To run the consensus experiment, open one terminal to act as the controller as well as however many extra terminals you would like to use as nodes. For the controller, run go run controller.go
which will start the controller process. For each node, run go run node.go <port number> <input>
, where the port should be anything but 8080 (this is the fixed controller port) and the input should be 0 or 1. Once each node has displayed that it is connected to the host, begin the experiment by simply typing the fault tolerance you would like to use for the system <faults>
into the controller terminal and press enter. This will trigger the experiment to begin simultaneously amongst all of the nodes. Typing KILL
into the controller terminal will also kill the simulation at any time.
Using a variety of custom structs such as message
, sendable
, and receivable
the controller accepts connections from all nodes who want to join the experiment. It saves a list of the ports of each joined node, and when the experiment starts as triggered by user input it sends the list of all the peer node ports (not including the receiving node's port) to each node in the system for its own use, as well as the fault tolerance. From here it waits for any kill signal from user input, otherwise continuing to run.
This process implements custom structs such as message
, sendable
, and receivable
as well as overview
and round
. It also implements a high level abstraction, addMessage()

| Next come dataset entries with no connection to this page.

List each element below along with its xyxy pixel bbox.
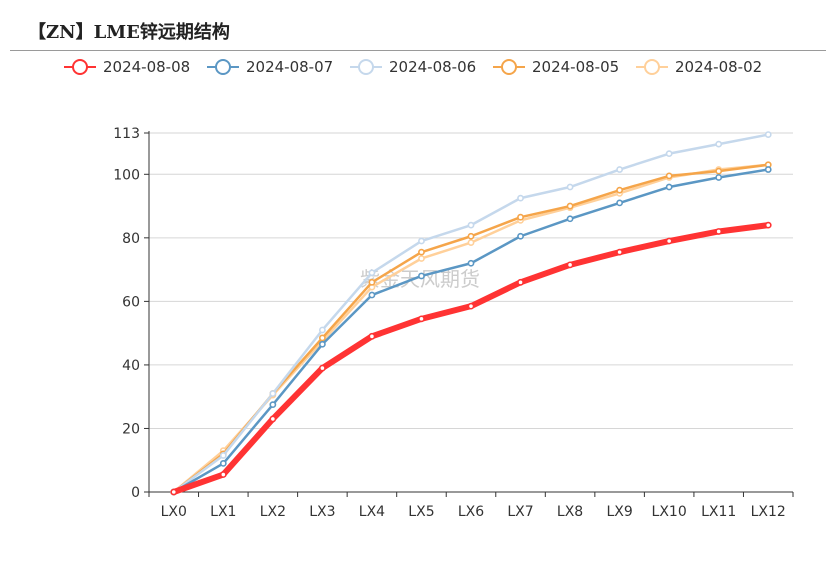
data-point [566,183,574,191]
x-tick-label: LX3 [309,504,335,520]
data-point [368,332,376,340]
data-point [467,239,475,247]
data-point [418,315,425,323]
x-tick-label: LX0 [161,504,187,520]
legend-label: 2024-08-05 [532,58,619,76]
data-point [764,166,772,173]
y-tick-label: 40 [122,358,140,374]
y-tick-label: 80 [122,231,140,247]
data-point [368,269,376,277]
series-line [172,168,770,494]
chart-title: 【ZN】LME锌远期结构 [28,22,230,43]
x-tick-label: LX9 [606,504,632,520]
legend-marker-icon [358,59,374,75]
legend-marker-icon [501,59,517,75]
data-point [368,278,376,286]
series-2024-08-06 [170,131,772,496]
legend-marker-icon [215,59,231,75]
data-point [418,248,425,256]
data-point [715,167,723,175]
data-point [269,415,277,423]
data-point [517,278,524,286]
series-line [172,133,770,494]
series-2024-08-07 [170,166,772,496]
x-tick-label: LX5 [408,504,434,520]
title-divider [10,50,826,51]
data-point [715,140,723,148]
data-point [517,213,524,221]
data-point [418,255,425,262]
x-tick-label: LX4 [359,504,385,520]
data-point [566,261,574,269]
data-point [665,172,673,180]
legend-item[interactable]: 2024-08-06 [350,58,476,76]
data-point [467,259,475,267]
data-point [318,340,326,348]
series-line [172,163,770,494]
data-point [318,326,326,334]
y-tick-label: 0 [131,485,140,501]
x-tick-label: LX11 [701,504,736,520]
legend-item[interactable]: 2024-08-08 [64,58,190,76]
legend-label: 2024-08-02 [675,58,762,76]
x-tick-label: LX12 [751,504,786,520]
x-tick-label: LX2 [260,504,286,520]
data-point [566,202,574,210]
x-tick-label: LX10 [652,504,687,520]
data-point [764,131,772,138]
data-point [616,166,624,173]
data-point [467,221,475,229]
x-tick-label: LX1 [210,504,236,520]
data-point [269,390,277,397]
legend-marker-icon [72,59,88,75]
y-tick-label: 100 [113,167,140,183]
data-point [418,237,425,245]
data-point [368,291,376,299]
x-tick-label: LX8 [557,504,583,520]
data-point [665,237,673,245]
data-point [467,232,475,240]
series-line [172,163,770,494]
data-point [764,221,772,229]
data-point [418,272,425,280]
data-point [715,174,723,181]
data-point [318,364,326,372]
legend-item[interactable]: 2024-08-05 [493,58,619,76]
data-point [467,302,475,310]
legend-label: 2024-08-08 [103,58,190,76]
y-tick-label: 20 [122,421,140,437]
y-tick-label: 113 [113,126,140,142]
axes: 0 20 40 60 80 100 113 LX0 LX1 LX2 LX3 LX4 LX5 LX6 LX7 L… [113,126,794,520]
data-point [517,194,524,202]
data-point [566,215,574,223]
legend-label: 2024-08-06 [389,58,476,76]
legend-item[interactable]: 2024-08-02 [636,58,762,76]
data-point [318,334,326,342]
data-point [269,401,277,409]
series-2024-08-08 [170,221,772,496]
legend-item[interactable]: 2024-08-07 [207,58,333,76]
data-point [616,186,624,194]
data-point [517,232,524,240]
data-point [665,183,673,191]
data-point [715,228,723,235]
series-2024-08-02 [170,161,772,496]
series-lines [170,131,772,496]
y-tick-label: 60 [122,294,140,310]
legend: 2024-08-08 2024-08-07 2024-08-06 2024-08-05… [64,58,762,76]
data-point [616,248,624,256]
data-point [616,199,624,207]
data-point [170,488,178,496]
x-tick-label: LX6 [458,504,484,520]
legend-label: 2024-08-07 [246,58,333,76]
data-point [219,452,227,459]
data-point [665,150,673,158]
x-tick-label: LX7 [507,504,533,520]
series-2024-08-05 [170,161,772,496]
data-point [219,471,227,478]
legend-marker-icon [644,59,660,75]
data-point [219,460,227,467]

, which allowed us to easily add incoming message data to the local store in each node. Once a node is started, it connects to the controller process and sends its own port number for use by other nodes during the simulation. It then waits for the initialization message from the controller, at which point it sets up unicast connections with all other nodes in the system based on the portlist it receives from the controller. From here, it runs the approximate consensus protocol, updating its local store as messages are sent and received in accordance to the algorithm. Once consensus is determined to have been achieved, the node exits the consensus protocol loop and logs the number of rounds and time needed to achieve consensus. It then kills the simulation for this node.
The overview
struct in node.go
contains a slice of pointers to round
structs. Because of this design choice the round in the overview is considered to be in its own address space. Because of this, both struct definitions have their own mutexes rather than sharing one. By having the overview mutex only be invoked when dereferencing a round and having each round have its own mutex, rounds can be more quickly accessed and different rounds can be modified at the same time.
Given our implementation of approximate consensus and how we determine when consensus is achieved, there is the possibility that once a necessary amount of nodes reach consensus, it could cause other nodes to fail. This is due to the nodes that reached consensus stopping the broadcast of their state, which could potentially leave remaining nodes waiting. We don't see this as a road block in the correctness of our simulation as consensus is still properly reached amongst the required number of nodes. If we were inclined to change this behavior, however, we could change their behavior by either making hanging nodes timeout eventually or force nodes that have reached consensus to continue sending their state for a given number of rounds.
For all communication carried out throughout the simulation, we used Gob to encode all data as it is native to Golang and convenient in that specific encoders can be stored and accessed later on. This was ideal for all forms of controller-node and node-node communication, giving us predictable results as we built and tested our code.